9Construit pour intégrer, coordonner, maîtriser, canaliser les initiatives qui pourraient se transformer en contestations, Chloros inspire parfois des entreprises aussi inattendues que pleines de bonne volonté, comme nous l’offre à l’observation Da, un jeune homme dynamique, petit-fils d’une lignée d’ouvriers de l’imprimerie, membre du PCC, dont le père, menacé de licenciement dans le cadre d’une restructuration et de nouvelles embauches, s’est pendu à 48 ans. Da habite toujours dans l’ancien logement de l’imprimerie et aime écouter les narrations de son grand-père, fils de paysan, qui imprima les affiches de la Libération à Canton. Après le suicide de son père, Da s’est tourné vers des études de psychologie et a rencontré Chloros, dont il est un simple membre volontaire. Fort désireux d’agir, il a imaginé avec quelques camarades une opération de promotion des vélos qui, avec les voitures toujours plus nombreuses dans la ville, se font rares.
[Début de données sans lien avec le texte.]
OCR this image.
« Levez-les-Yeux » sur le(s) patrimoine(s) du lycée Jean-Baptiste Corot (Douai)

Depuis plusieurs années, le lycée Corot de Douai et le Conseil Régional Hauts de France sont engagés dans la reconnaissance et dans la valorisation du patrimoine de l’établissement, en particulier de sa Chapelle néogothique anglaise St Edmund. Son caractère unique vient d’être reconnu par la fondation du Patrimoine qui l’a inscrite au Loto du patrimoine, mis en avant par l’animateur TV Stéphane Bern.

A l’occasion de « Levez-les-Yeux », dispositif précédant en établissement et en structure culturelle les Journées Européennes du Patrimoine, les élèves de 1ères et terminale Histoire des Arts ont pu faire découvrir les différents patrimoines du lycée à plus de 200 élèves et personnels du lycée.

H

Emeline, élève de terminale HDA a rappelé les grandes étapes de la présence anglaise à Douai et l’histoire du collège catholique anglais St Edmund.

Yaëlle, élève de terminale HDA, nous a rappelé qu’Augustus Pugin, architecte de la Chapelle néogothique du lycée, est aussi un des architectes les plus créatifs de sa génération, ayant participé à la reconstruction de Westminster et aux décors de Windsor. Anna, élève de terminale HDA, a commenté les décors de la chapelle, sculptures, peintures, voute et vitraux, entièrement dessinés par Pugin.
Dans cet objectif, il a demandé conseil à Greenpeace, mais aussi au bureau de la Protection de l’environnement de Canton, et il s’est lancé avec ses camarades dans une consultation sur Internet, décidant, au-delà de 10 000 réponses, d’offrir un vélo au maire de Canton à qui ils ont envoyé la somme des courriels numériques reçus. Le maire a accepté la proposition de Da et de son petit groupe pour développer les vélos et il fallut donc, conformément à leur promesse, apporter au maire le vélo qu’ils lui avaient acheté. Ce qui s’est avéré impossible par bus, taxi ou métro ! Une camionnette fut donc louée et le vélo apporté à la mairie, qui s’est engagée à mettre en place des « voies vertes », de fait très nombreuses depuis les Jeux asiatiques. Par la suite, Da a été contacté par une ONG américaine qui avait repéré son site, et son groupe s’est senti fortifié. Une étudiante en sociologie, ancienne salariée d’une ONG luttant contre les discriminations des malades d’hépatite, et une ex-employée de Chloros, qui travaille dans une agence de publicité, sont donc fermement à ses côtés.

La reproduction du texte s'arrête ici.